When it became very evident to me that I needed to take on the trans beast a few years ago, after finding a local TG support group I also sought out a therapist. Being out in the boonies, all that was available in under a 3 hour drive was a generalist that others in my group went to, so certainly TG friendly. Which was exactly what I was looking for since transition was the last thing on my To-Do list. Been there, tried that twice.
I knew, after a lot of life review, that many to perhaps all of my big life disasters had a root cause of me being TG. I had developed a lot of not so good ways of handling it. Plus throw in a few tons of low self esteem and self worth. It was the desire to get a handle on my many other life issues and perhaps learn a few better ways to get by as a guy. Talking to someone who is at least familiar with the crap stuck in a TG's head was usefull. He was more of, what I call, a rubber stamper, and not the person offering the hoped for great insights I hoped for.
Things have changed a lot for the better in my life, as well as a lot more complicated.
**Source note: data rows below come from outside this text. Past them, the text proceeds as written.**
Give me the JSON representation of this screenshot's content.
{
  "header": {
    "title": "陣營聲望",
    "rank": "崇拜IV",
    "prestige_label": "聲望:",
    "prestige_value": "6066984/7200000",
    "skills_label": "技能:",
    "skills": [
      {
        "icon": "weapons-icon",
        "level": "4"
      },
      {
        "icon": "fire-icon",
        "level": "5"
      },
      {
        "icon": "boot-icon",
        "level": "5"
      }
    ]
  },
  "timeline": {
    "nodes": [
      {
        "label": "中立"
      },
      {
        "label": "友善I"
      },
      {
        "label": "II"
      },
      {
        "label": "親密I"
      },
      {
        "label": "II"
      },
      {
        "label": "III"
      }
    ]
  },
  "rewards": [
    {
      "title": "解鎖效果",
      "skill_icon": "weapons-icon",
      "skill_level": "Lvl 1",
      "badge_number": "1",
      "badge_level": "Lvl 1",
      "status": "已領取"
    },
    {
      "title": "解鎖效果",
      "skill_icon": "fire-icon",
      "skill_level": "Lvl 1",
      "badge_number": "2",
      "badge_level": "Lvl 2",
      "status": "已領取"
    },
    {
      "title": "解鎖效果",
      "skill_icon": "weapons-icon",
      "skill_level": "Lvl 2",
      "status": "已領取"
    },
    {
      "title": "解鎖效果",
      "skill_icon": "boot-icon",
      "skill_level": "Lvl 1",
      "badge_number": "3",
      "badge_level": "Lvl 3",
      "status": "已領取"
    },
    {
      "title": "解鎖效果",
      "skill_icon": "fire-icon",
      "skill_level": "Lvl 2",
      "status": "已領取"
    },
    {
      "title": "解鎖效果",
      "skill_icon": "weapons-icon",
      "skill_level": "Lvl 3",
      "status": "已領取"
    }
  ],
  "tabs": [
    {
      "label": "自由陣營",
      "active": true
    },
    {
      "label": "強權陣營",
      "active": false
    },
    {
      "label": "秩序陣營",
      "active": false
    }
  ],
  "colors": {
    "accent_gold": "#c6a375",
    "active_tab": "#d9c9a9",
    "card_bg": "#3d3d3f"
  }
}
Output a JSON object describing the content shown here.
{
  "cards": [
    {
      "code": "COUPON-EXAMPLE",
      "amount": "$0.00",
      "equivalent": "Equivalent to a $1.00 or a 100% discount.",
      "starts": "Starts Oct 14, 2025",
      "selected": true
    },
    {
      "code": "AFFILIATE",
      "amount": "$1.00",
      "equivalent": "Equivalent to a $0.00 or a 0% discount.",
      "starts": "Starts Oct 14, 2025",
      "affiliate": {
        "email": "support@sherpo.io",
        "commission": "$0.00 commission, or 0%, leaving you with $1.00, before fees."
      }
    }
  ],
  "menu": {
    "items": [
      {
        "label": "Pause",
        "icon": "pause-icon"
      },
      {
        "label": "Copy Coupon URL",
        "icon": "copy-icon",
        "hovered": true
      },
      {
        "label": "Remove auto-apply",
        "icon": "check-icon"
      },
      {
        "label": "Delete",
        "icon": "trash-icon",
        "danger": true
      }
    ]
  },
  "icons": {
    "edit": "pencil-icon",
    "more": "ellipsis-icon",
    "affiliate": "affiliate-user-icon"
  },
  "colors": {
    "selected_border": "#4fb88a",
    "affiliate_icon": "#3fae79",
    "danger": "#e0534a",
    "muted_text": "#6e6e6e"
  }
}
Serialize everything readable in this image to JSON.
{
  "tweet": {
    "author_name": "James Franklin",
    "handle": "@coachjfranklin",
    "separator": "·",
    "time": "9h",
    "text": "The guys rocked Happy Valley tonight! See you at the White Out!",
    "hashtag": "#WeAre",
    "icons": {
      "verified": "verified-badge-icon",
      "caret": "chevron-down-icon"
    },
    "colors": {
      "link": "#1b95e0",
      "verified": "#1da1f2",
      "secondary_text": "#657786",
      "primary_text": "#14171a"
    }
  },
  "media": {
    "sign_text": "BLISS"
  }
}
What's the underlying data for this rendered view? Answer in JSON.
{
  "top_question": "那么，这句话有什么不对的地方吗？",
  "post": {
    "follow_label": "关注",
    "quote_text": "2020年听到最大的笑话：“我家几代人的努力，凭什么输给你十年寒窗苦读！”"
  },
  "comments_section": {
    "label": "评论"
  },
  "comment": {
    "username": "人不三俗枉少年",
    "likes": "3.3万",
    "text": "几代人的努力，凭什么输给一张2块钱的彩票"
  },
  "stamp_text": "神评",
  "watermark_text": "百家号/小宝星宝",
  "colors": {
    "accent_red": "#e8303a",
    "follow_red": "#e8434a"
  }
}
The last thing on my To-Do list certainly moved up to close to first place. The best therapy I got so far is from the fantastic TG support group I found, followed by the therapist. With self acceptance came many other positive things in my life.
I now am able to see a gender therapist and have been for about 6 months. I still have no immediate plans for transitioning to full-time. That if/when it happens is at least 2-3 years away, due to circumstances. If I was on the immediate path to go full time I would say she is a great help. Since I am in this limbo land, I doubt there can be any support to help me muddle through while I constantly debate which fork in the road ahead to take.